La controverse met en lumière la relation complexe entre les différents paliers de gouvernement dans la résolution de la crise du logement au Canada. Bien que le gouvernement fédéral fournisse le financement, la mise en œuvre incombe largement aux municipalités, créant des défis de responsabilisation lorsque les accords ne sont pas respectés.
Les experts en politique du logement suggèrent que la réticence du gouvernement fédéral à faire respecter l’accord pourrait provenir de considérations politiques plutôt qu’administratives.
« Personne ne veut être vu en train de retirer du financement aux initiatives de logement, même lorsque l’argent n’atteint pas son objectif prévu », explique Dr.

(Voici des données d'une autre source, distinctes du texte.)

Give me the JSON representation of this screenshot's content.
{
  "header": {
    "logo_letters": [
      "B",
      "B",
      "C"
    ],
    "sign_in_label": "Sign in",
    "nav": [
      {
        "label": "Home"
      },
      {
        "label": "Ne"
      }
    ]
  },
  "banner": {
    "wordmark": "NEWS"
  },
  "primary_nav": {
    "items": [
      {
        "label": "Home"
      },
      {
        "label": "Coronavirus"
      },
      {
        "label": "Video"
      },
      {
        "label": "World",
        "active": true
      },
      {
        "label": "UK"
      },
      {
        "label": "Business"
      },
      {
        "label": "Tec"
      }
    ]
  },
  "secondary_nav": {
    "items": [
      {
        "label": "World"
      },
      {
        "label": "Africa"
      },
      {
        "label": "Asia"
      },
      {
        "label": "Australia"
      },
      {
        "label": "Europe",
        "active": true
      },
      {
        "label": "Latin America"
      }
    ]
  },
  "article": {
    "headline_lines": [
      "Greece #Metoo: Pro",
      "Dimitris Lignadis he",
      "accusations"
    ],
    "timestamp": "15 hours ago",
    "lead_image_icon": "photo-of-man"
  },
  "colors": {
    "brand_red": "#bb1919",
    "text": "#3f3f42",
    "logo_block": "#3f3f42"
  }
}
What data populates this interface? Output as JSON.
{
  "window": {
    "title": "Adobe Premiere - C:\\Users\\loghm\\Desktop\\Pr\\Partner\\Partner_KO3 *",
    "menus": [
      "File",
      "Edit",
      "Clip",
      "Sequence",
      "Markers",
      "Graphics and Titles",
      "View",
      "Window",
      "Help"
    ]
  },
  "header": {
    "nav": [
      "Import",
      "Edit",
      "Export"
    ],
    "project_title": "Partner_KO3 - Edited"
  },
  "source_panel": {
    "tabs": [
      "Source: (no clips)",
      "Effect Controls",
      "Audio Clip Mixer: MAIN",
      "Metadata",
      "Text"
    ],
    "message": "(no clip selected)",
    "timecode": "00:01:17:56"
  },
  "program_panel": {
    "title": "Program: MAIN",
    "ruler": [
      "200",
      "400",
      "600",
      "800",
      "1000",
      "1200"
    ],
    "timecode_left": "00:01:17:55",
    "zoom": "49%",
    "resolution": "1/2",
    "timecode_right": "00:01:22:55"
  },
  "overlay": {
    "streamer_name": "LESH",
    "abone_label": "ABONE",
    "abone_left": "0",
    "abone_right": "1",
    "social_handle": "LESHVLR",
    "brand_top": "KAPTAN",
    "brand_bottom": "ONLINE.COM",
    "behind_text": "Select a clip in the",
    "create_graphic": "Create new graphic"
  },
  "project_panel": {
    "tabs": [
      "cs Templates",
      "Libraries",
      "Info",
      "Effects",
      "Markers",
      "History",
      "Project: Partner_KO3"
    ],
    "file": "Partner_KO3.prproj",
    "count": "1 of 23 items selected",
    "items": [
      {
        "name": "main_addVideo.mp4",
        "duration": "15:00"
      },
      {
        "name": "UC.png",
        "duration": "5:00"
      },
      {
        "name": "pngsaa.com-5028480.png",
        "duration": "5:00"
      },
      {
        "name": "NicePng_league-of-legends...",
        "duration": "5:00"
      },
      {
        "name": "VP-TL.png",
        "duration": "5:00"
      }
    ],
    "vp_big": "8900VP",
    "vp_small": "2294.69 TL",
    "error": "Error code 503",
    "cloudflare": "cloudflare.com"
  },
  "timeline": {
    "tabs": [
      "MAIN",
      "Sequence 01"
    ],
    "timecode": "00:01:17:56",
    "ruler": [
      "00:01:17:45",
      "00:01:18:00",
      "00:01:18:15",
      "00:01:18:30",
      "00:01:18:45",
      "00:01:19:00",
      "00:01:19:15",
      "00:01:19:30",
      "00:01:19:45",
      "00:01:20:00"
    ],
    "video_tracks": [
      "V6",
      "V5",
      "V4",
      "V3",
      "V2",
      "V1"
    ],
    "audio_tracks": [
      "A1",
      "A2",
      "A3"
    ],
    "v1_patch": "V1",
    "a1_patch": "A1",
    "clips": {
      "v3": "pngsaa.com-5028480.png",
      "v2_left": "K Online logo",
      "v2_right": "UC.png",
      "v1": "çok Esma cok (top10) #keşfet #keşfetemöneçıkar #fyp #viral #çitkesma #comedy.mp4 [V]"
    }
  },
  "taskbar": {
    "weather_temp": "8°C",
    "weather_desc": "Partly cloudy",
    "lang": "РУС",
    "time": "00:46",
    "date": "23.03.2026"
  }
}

Samantha Lee de l’École d’urbanisme de l’Université de Toronto. « Mais cette approche nuit en fait à l’abordabilité du logement à long terme en finançant des systèmes qui résistent aux changements nécessaires. »
Alors que la pression monte, certaines organisations communautaires envisagent des options juridiques. Le Réseau des droits au logement, un groupe de défense basé à Toronto, a annoncé qu’il explore si des tiers pourraient avoir qualité pour faire respecter les termes de l’accord par l’intermédiaire des tribunaux.
Pour l’instant, la situation reste dans l’impasse – des dollars fédéraux affluent vers une ville qui semble réticente ou incapable de mettre en œuvre les réformes promises, sans mécanisme d’application en vue. Pour les Torontois aux prises avec des problèmes d’abordabilité du logement, cette impasse représente un autre chapitre frustrant dans la crise du logement persistante de la ville.